The effort is an awareness campaign about heart disease – the No. 1 killer of women in the United States – which claims more lives than all forms of cancer combined.
“Close the Gap” officials were at the Stanford-Rutgers women’s basketball game November 28, and they’ll be at the Minnesota-Purdue game January 22 and the Oregon-Oregon State matchup January 31 with information that helps increase awareness of cardiovascular risk factors and to help more high-risk patients be identified.
Heart health experts from Boston Scientific and Stanford University Hospital staffed an information booth at the Stanford-Rutgers game, talking with women about how they can lower their overall risk of developing heart disease.

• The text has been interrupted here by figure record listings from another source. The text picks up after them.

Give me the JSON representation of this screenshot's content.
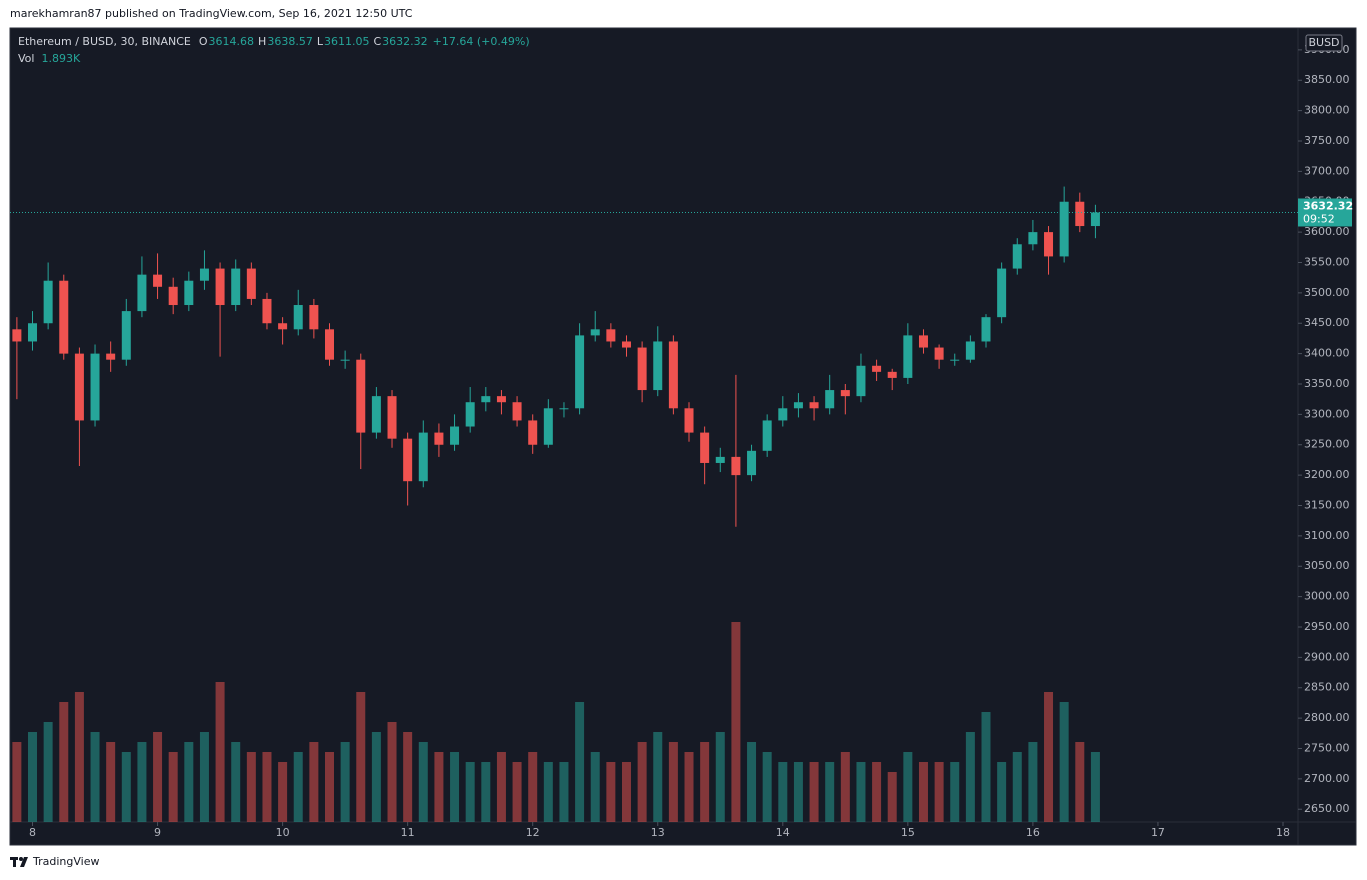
{
  "header": {
    "published": "marekhamran87 published on TradingView.com, Sep 16, 2021 12:50 UTC"
  },
  "footer": {
    "brand": "TradingView"
  },
  "chart_data": {
    "type": "candlestick",
    "legend": {
      "symbol": "Ethereum / BUSD, 30, BINANCE",
      "o_label": "O",
      "open": 3614.68,
      "h_label": "H",
      "high": 3638.57,
      "l_label": "L",
      "low": 3611.05,
      "c_label": "C",
      "change": "+17.64 (+0.49%)",
      "vol_label": "Vol",
      "vol": "1.893K"
    },
    "currency": "BUSD",
    "last_price": 3632.32,
    "countdown": "09:52",
    "colors": {
      "up": "#26a69a",
      "down": "#ef5350"
    },
    "x": [
      7.875,
      8,
      8.125,
      8.25,
      8.375,
      8.5,
      8.625,
      8.75,
      8.875,
      9,
      9.125,
      9.25,
      9.375,
      9.5,
      9.625,
      9.75,
      9.875,
      10,
      10.125,
      10.25,
      10.375,
      10.5,
      10.625,
      10.75,
      10.875,
      11,
      11.125,
      11.25,
      11.375,
      11.5,
      11.625,
      11.75,
      11.875,
      12,
      12.125,
      12.25,
      12.375,
      12.5,
      12.625,
      12.75,
      12.875,
      13,
      13.125,
      13.25,
      13.375,
      13.5,
      13.625,
      13.75,
      13.875,
      14,
      14.125,
      14.25,
      14.375,
      14.5,
      14.625,
      14.75,
      14.875,
      15,
      15.125,
      15.25,
      15.375,
      15.5,
      15.625,
      15.75,
      15.875,
      16,
      16.125,
      16.25,
      16.375,
      16.5
    ],
    "open": [
      3440,
      3420,
      3450,
      3520,
      3400,
      3290,
      3400,
      3390,
      3470,
      3530,
      3510,
      3480,
      3520,
      3540,
      3480,
      3540,
      3490,
      3450,
      3440,
      3480,
      3440,
      3390,
      3390,
      3270,
      3330,
      3260,
      3190,
      3270,
      3250,
      3280,
      3320,
      3330,
      3320,
      3290,
      3250,
      3310,
      3310,
      3430,
      3440,
      3420,
      3410,
      3340,
      3420,
      3310,
      3270,
      3220,
      3230,
      3200,
      3240,
      3290,
      3310,
      3320,
      3310,
      3340,
      3330,
      3380,
      3370,
      3360,
      3430,
      3410,
      3390,
      3390,
      3420,
      3460,
      3540,
      3580,
      3600,
      3560,
      3650,
      3610
    ],
    "high": [
      3460,
      3470,
      3550,
      3530,
      3410,
      3415,
      3420,
      3490,
      3560,
      3565,
      3525,
      3535,
      3570,
      3550,
      3555,
      3550,
      3500,
      3460,
      3505,
      3490,
      3450,
      3405,
      3400,
      3345,
      3340,
      3270,
      3290,
      3285,
      3300,
      3345,
      3345,
      3340,
      3330,
      3300,
      3325,
      3320,
      3450,
      3470,
      3450,
      3430,
      3420,
      3445,
      3430,
      3320,
      3280,
      3245,
      3365,
      3250,
      3300,
      3330,
      3335,
      3330,
      3365,
      3350,
      3400,
      3390,
      3375,
      3450,
      3440,
      3415,
      3400,
      3430,
      3465,
      3550,
      3590,
      3620,
      3610,
      3675,
      3665,
      3645
    ],
    "low": [
      3325,
      3405,
      3440,
      3390,
      3215,
      3280,
      3370,
      3380,
      3460,
      3490,
      3465,
      3470,
      3505,
      3395,
      3470,
      3480,
      3440,
      3415,
      3430,
      3425,
      3380,
      3375,
      3210,
      3260,
      3245,
      3150,
      3180,
      3230,
      3240,
      3270,
      3305,
      3300,
      3280,
      3235,
      3245,
      3295,
      3300,
      3420,
      3410,
      3395,
      3320,
      3330,
      3300,
      3255,
      3185,
      3205,
      3115,
      3190,
      3230,
      3280,
      3295,
      3290,
      3300,
      3300,
      3320,
      3355,
      3340,
      3350,
      3400,
      3375,
      3380,
      3385,
      3410,
      3450,
      3530,
      3570,
      3530,
      3550,
      3600,
      3590
    ],
    "close": [
      3420,
      3450,
      3520,
      3400,
      3290,
      3400,
      3390,
      3470,
      3530,
      3510,
      3480,
      3520,
      3540,
      3480,
      3540,
      3490,
      3450,
      3440,
      3480,
      3440,
      3390,
      3390,
      3270,
      3330,
      3260,
      3190,
      3270,
      3250,
      3280,
      3320,
      3330,
      3320,
      3290,
      3250,
      3310,
      3310,
      3430,
      3440,
      3420,
      3410,
      3340,
      3420,
      3310,
      3270,
      3220,
      3230,
      3200,
      3240,
      3290,
      3310,
      3320,
      3310,
      3340,
      3330,
      3380,
      3370,
      3360,
      3430,
      3410,
      3390,
      3390,
      3420,
      3460,
      3540,
      3580,
      3600,
      3560,
      3650,
      3610,
      3632.32
    ],
    "volume": [
      8,
      9,
      10,
      12,
      13,
      9,
      8,
      7,
      8,
      9,
      7,
      8,
      9,
      14,
      8,
      7,
      7,
      6,
      7,
      8,
      7,
      8,
      13,
      9,
      10,
      9,
      8,
      7,
      7,
      6,
      6,
      7,
      6,
      7,
      6,
      6,
      12,
      7,
      6,
      6,
      8,
      9,
      8,
      7,
      8,
      9,
      20,
      8,
      7,
      6,
      6,
      6,
      6,
      7,
      6,
      6,
      5,
      7,
      6,
      6,
      6,
      9,
      11,
      6,
      7,
      8,
      13,
      12,
      8,
      7
    ],
    "xlim": [
      7.82,
      18.12
    ],
    "xticks": [
      8,
      9,
      10,
      11,
      12,
      13,
      14,
      15,
      16,
      17,
      18
    ],
    "ylim": [
      2629,
      3936
    ],
    "yticks": [
      {
        "value": 2650,
        "label": "2650.00"
      },
      {
        "value": 2700,
        "label": "2700.00"
      },
      {
        "value": 2750,
        "label": "2750.00"
      },
      {
        "value": 2800,
        "label": "2800.00"
      },
      {
        "value": 2850,
        "label": "2850.00"
      },
      {
        "value": 2900,
        "label": "2900.00"
      },
      {
        "value": 2950,
        "label": "2950.00"
      },
      {
        "value": 3000,
        "label": "3000.00"
      },
      {
        "value": 3050,
        "label": "3050.00"
      },
      {
        "value": 3100,
        "label": "3100.00"
      },
      {
        "value": 3150,
        "label": "3150.00"
      },
      {
        "value": 3200,
        "label": "3200.00"
      },
      {
        "value": 3250,
        "label": "3250.00"
      },
      {
        "value": 3300,
        "label": "3300.00"
      },
      {
        "value": 3350,
        "label": "3350.00"
      },
      {
        "value": 3400,
        "label": "3400.00"
      },
      {
        "value": 3450,
        "label": "3450.00"
      },
      {
        "value": 3500,
        "label": "3500.00"
      },
      {
        "value": 3550,
        "label": "3550.00"
      },
      {
        "value": 3600,
        "label": "3600.00"
      },
      {
        "value": 3650,
        "label": "3650.00"
      },
      {
        "value": 3700,
        "label": "3700.00"
      },
      {
        "value": 3750,
        "label": "3750.00"
      },
      {
        "value": 3800,
        "label": "3800.00"
      },
      {
        "value": 3850,
        "label": "3850.00"
      },
      {
        "value": 3900,
        "label": "3900.00"
      }
    ]
  }
}
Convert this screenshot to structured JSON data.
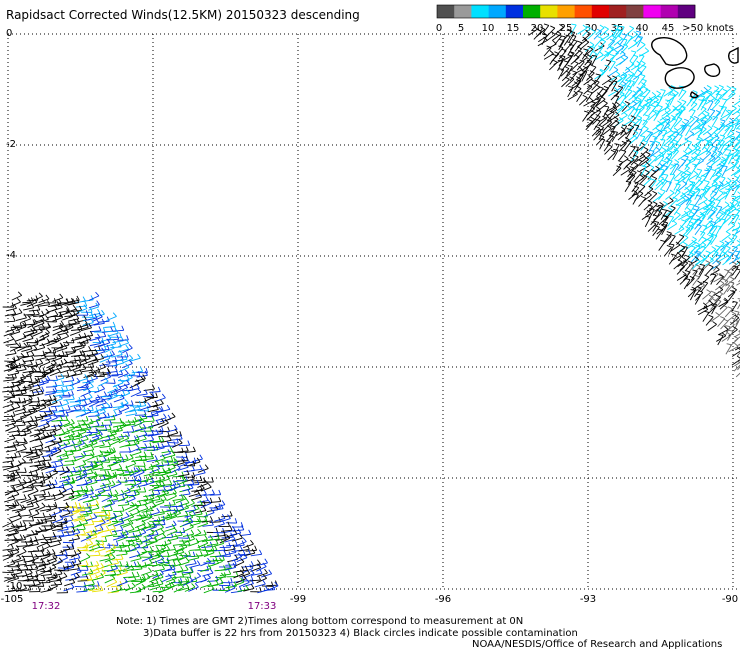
{
  "title": "Rapidsact Corrected Winds(12.5KM) 20150323 descending",
  "colorbar": {
    "labels": [
      "0",
      "5",
      "10",
      "15",
      "20",
      "25",
      "30",
      "35",
      "40",
      "45",
      ">50 knots"
    ],
    "colors": [
      "#505050",
      "#9a9a9a",
      "#00e0ff",
      "#00a8ff",
      "#0030e0",
      "#00b000",
      "#e8e000",
      "#ffa000",
      "#ff5000",
      "#e00000",
      "#a02020",
      "#804040",
      "#f000f0",
      "#b000b0",
      "#600080"
    ]
  },
  "axes": {
    "lon_ticks": [
      "-105",
      "-102",
      "-99",
      "-96",
      "-93",
      "-90"
    ],
    "lat_ticks": [
      "0",
      "-2",
      "-4",
      "-6",
      "-8",
      "-10"
    ]
  },
  "times": {
    "left": "17:32",
    "right": "17:33"
  },
  "notes": {
    "line1": "Note: 1) Times are GMT 2)Times along bottom correspond to measurement at 0N",
    "line2": "3)Data buffer is 22 hrs from 20150323 4) Black circles indicate possible contamination",
    "line3": "NOAA/NESDIS/Office of Research and Applications"
  }
}
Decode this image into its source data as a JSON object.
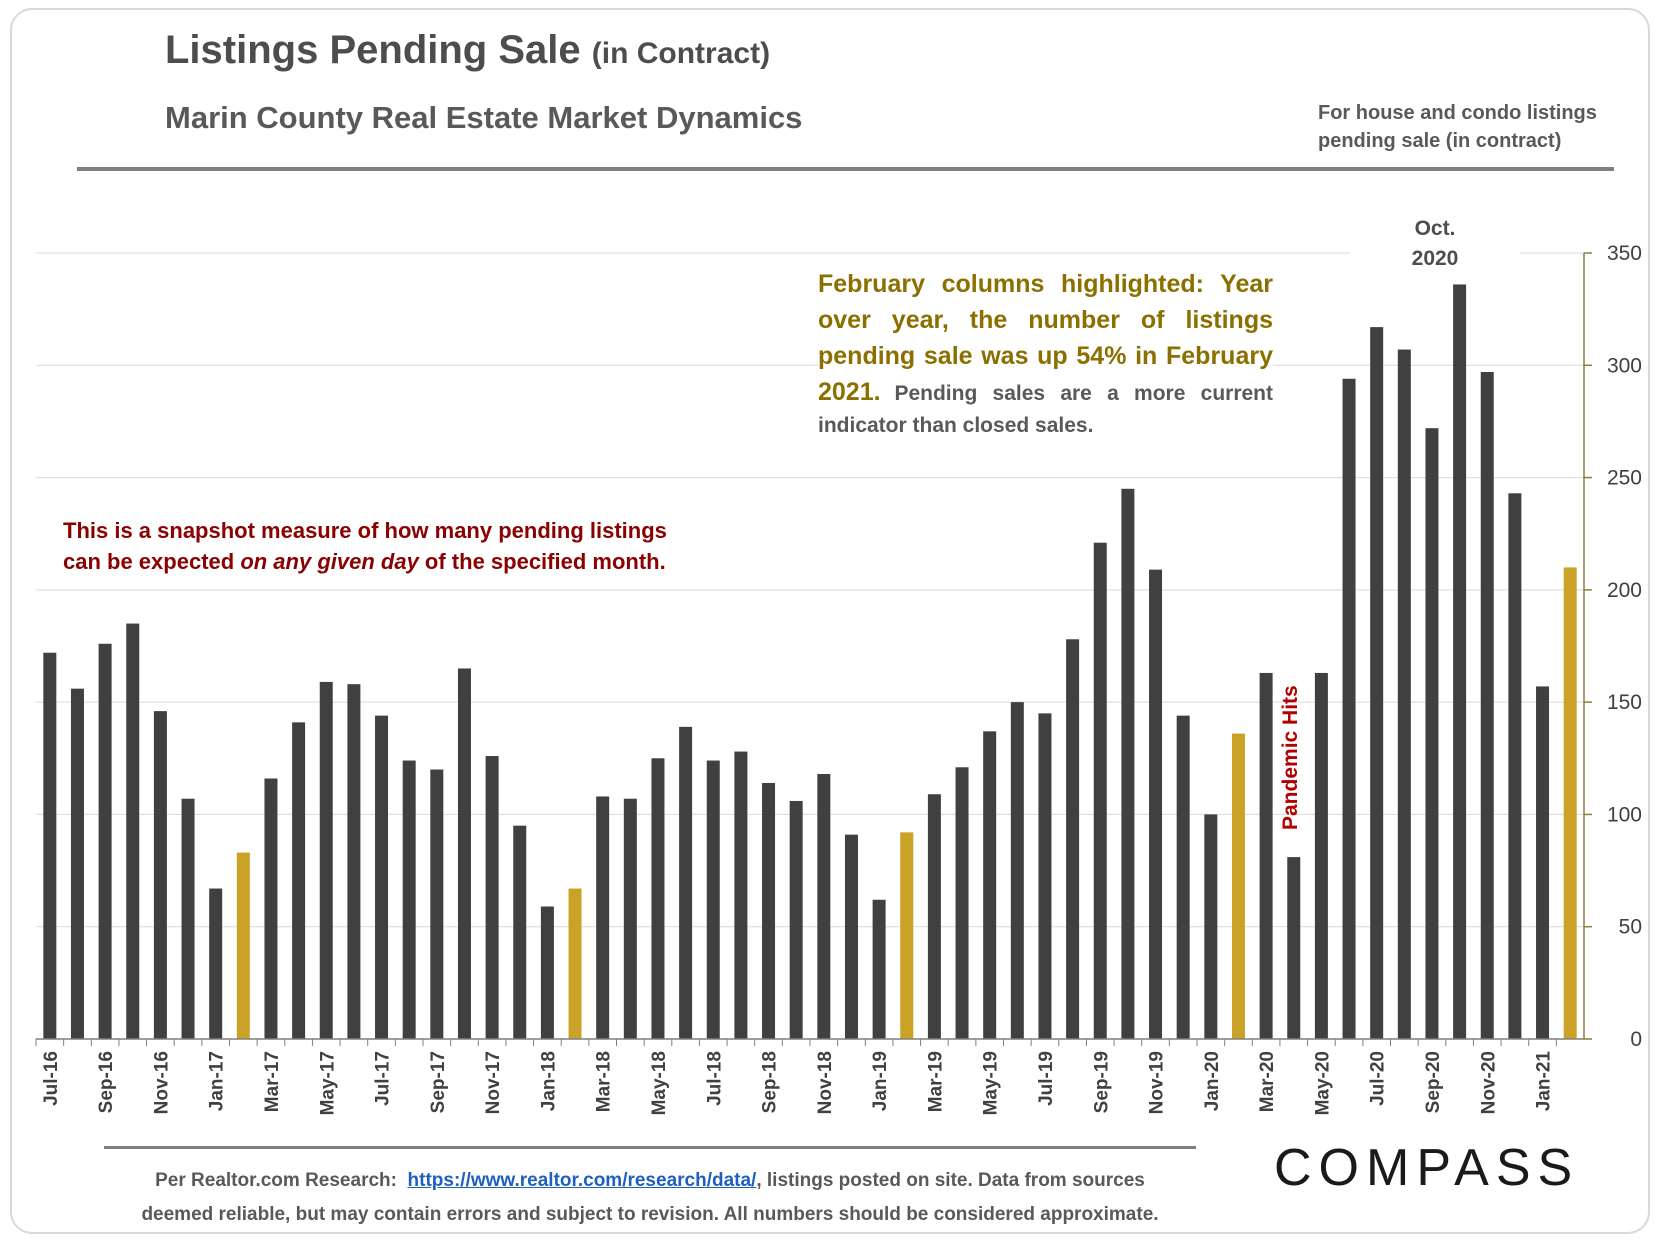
{
  "header": {
    "title": "Listings Pending Sale",
    "title_suffix": "(in Contract)",
    "subtitle": "Marin County Real Estate Market Dynamics",
    "note_line1": "For house and condo listings",
    "note_line2": "pending sale (in contract)"
  },
  "annotations": {
    "snapshot_line1": "This is a snapshot measure of how many pending listings",
    "snapshot_line2_a": "can be expected ",
    "snapshot_line2_em": "on any given day",
    "snapshot_line2_b": " of the specified month.",
    "february_highlight": "February columns highlighted: Year over year, the number of listings pending sale was up 54% in February 2021.",
    "february_note": "Pending sales are a more current indicator than closed sales.",
    "oct_label_line1": "Oct.",
    "oct_label_line2": "2020",
    "pandemic": "Pandemic Hits"
  },
  "footer": {
    "source_prefix": "Per Realtor.com Research:",
    "source_link": "https://www.realtor.com/research/data/",
    "source_rest": ", listings posted on site. Data from sources",
    "source_line2": "deemed reliable, but may contain errors and subject to revision. All numbers should be considered approximate.",
    "logo": "COMPASS"
  },
  "colors": {
    "bar": "#404040",
    "highlight": "#c9a227",
    "grid": "#d9d9d9",
    "axis": "#8b7d3a"
  },
  "chart_data": {
    "type": "bar",
    "ylim": [
      0,
      350
    ],
    "yticks": [
      0,
      50,
      100,
      150,
      200,
      250,
      300,
      350
    ],
    "y_axis_side": "right",
    "grid": true,
    "categories": [
      "Jul-16",
      "Aug-16",
      "Sep-16",
      "Oct-16",
      "Nov-16",
      "Dec-16",
      "Jan-17",
      "Feb-17",
      "Mar-17",
      "Apr-17",
      "May-17",
      "Jun-17",
      "Jul-17",
      "Aug-17",
      "Sep-17",
      "Oct-17",
      "Nov-17",
      "Dec-17",
      "Jan-18",
      "Feb-18",
      "Mar-18",
      "Apr-18",
      "May-18",
      "Jun-18",
      "Jul-18",
      "Aug-18",
      "Sep-18",
      "Oct-18",
      "Nov-18",
      "Dec-18",
      "Jan-19",
      "Feb-19",
      "Mar-19",
      "Apr-19",
      "May-19",
      "Jun-19",
      "Jul-19",
      "Aug-19",
      "Sep-19",
      "Oct-19",
      "Nov-19",
      "Dec-19",
      "Jan-20",
      "Feb-20",
      "Mar-20",
      "Apr-20",
      "May-20",
      "Jun-20",
      "Jul-20",
      "Aug-20",
      "Sep-20",
      "Oct-20",
      "Nov-20",
      "Dec-20",
      "Jan-21",
      "Feb-21"
    ],
    "tick_labels": [
      "Jul-16",
      "",
      "Sep-16",
      "",
      "Nov-16",
      "",
      "Jan-17",
      "",
      "Mar-17",
      "",
      "May-17",
      "",
      "Jul-17",
      "",
      "Sep-17",
      "",
      "Nov-17",
      "",
      "Jan-18",
      "",
      "Mar-18",
      "",
      "May-18",
      "",
      "Jul-18",
      "",
      "Sep-18",
      "",
      "Nov-18",
      "",
      "Jan-19",
      "",
      "Mar-19",
      "",
      "May-19",
      "",
      "Jul-19",
      "",
      "Sep-19",
      "",
      "Nov-19",
      "",
      "Jan-20",
      "",
      "Mar-20",
      "",
      "May-20",
      "",
      "Jul-20",
      "",
      "Sep-20",
      "",
      "Nov-20",
      "",
      "Jan-21",
      ""
    ],
    "values": [
      172,
      156,
      176,
      185,
      146,
      107,
      67,
      83,
      116,
      141,
      159,
      158,
      144,
      124,
      120,
      165,
      126,
      95,
      59,
      67,
      108,
      107,
      125,
      139,
      124,
      128,
      114,
      106,
      118,
      91,
      62,
      92,
      109,
      121,
      137,
      150,
      145,
      178,
      221,
      245,
      209,
      144,
      100,
      136,
      163,
      81,
      163,
      294,
      317,
      307,
      272,
      336,
      297,
      243,
      157,
      210
    ],
    "highlighted": [
      "Feb-17",
      "Feb-18",
      "Feb-19",
      "Feb-20",
      "Feb-21"
    ]
  }
}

People who visit the “Close the Gap” booth will learn that a woman’s lifetime risk for developing heart disease is very high (more than one in two) and that more than 60 percent of women who died suddenly from coronary heart disease had no previous symptoms.
“More than half of the Americans who die from heart disease each year are women. However, the myth that heart disease primarily affects men persists,” said Jennifer Tremmel, a Stanford-based cardiologist.
Coaches Tara VanDerveer of Stanford and C. Vivian Stringer of Rutgers joined the awareness effort by participating in a public service announcement that aired during the game.
“Close the Gap” has plans to conduct outreach efforts at several college basketball games during 2009.